Le français, qui fut si bien parlé au Maghreb, a été écarté ou fortement réduit sans que l’arabe n’ait pu prendre le relais. En cause, cette absence de traduction et l’aimantation par le sacré. Le résultat est catastrophique : sacralisation de l’idiome linguistique sans prise en compte de ses multiples usages contextuels et oubli de la grande tradition classique de littérature et de philosophie arabe au profit « d’études islamiques », présentées dans un style dogmatique et non critique.

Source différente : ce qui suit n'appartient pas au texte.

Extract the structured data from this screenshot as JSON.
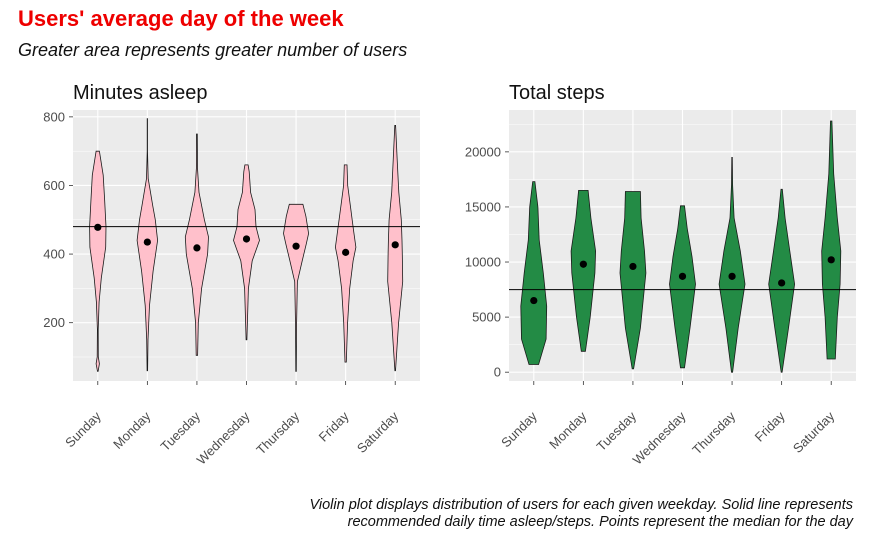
{
  "title": "Users' average day of the week",
  "subtitle": "Greater area represents greater number of users",
  "caption_line1": "Violin plot displays distribution of users for each given weekday. Solid line represents",
  "caption_line2": "recommended daily time asleep/steps. Points represent the median for the day",
  "colors": {
    "title": "#ee0000",
    "panel_bg": "#ebebeb",
    "grid": "#ffffff",
    "sleep_fill": "#ffc0cb",
    "steps_fill": "#238b45"
  },
  "chart_data": [
    {
      "type": "violin",
      "title": "Minutes asleep",
      "categories": [
        "Sunday",
        "Monday",
        "Tuesday",
        "Wednesday",
        "Thursday",
        "Friday",
        "Saturday"
      ],
      "yticks": [
        200,
        400,
        600,
        800
      ],
      "ylim": [
        30,
        820
      ],
      "reference_line": 480,
      "medians": [
        478,
        435,
        418,
        444,
        423,
        405,
        427
      ],
      "ranges": [
        [
          58,
          700
        ],
        [
          60,
          795
        ],
        [
          105,
          750
        ],
        [
          150,
          660
        ],
        [
          58,
          545
        ],
        [
          85,
          660
        ],
        [
          60,
          775
        ]
      ],
      "grid": true
    },
    {
      "type": "violin",
      "title": "Total steps",
      "categories": [
        "Sunday",
        "Monday",
        "Tuesday",
        "Wednesday",
        "Thursday",
        "Friday",
        "Saturday"
      ],
      "yticks": [
        0,
        5000,
        10000,
        15000,
        20000
      ],
      "ylim": [
        -800,
        23800
      ],
      "reference_line": 7500,
      "medians": [
        6500,
        9800,
        9600,
        8700,
        8700,
        8100,
        10200
      ],
      "ranges": [
        [
          700,
          17300
        ],
        [
          1900,
          16500
        ],
        [
          300,
          16400
        ],
        [
          400,
          15100
        ],
        [
          0,
          19500
        ],
        [
          0,
          16600
        ],
        [
          1200,
          22800
        ]
      ],
      "grid": true
    }
  ]
}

De nombreuses personnes analphabètes ou illettrées au Maghreb ont une vaste culture. Autrement dit, une éducation, à défaut d’une instruction
À défaut de traduire immédiatement tout le savoir mondial en arabe, force serait de reconnaître que les cours de langues étrangères représentent une priorité absolue, au même titre que l’eau et la nourriture. Plus on apprend les langues plus on perçoit les rapports logiques. L’apprentissage de la rigueur passe donc aussi par ces enseignements.
J’ai parlé tantôt d’instruction, tantôt d’éducation. Je voudrais clarifier ce point. De nombreuses personnes analphabètes ou illettrées au Maghreb ont une vaste culture faite de proverbes, d’adages, de savoir-faire non répertoriés. Autrement dit, une éducation, à défaut d’avoir une instruction. Mais cette éducation est minorée, démonétisée. C’est encore l’instruction qui peut redonner des couleurs et une vraie valeur à ces connaissances populaires, en se les appropriant.
La pluralité des langues d’une part, la reprise thématisée des usages sédimentés dans la langue de l’autre : voici quelques besoins premiers et vitaux pour gagner en autonomie.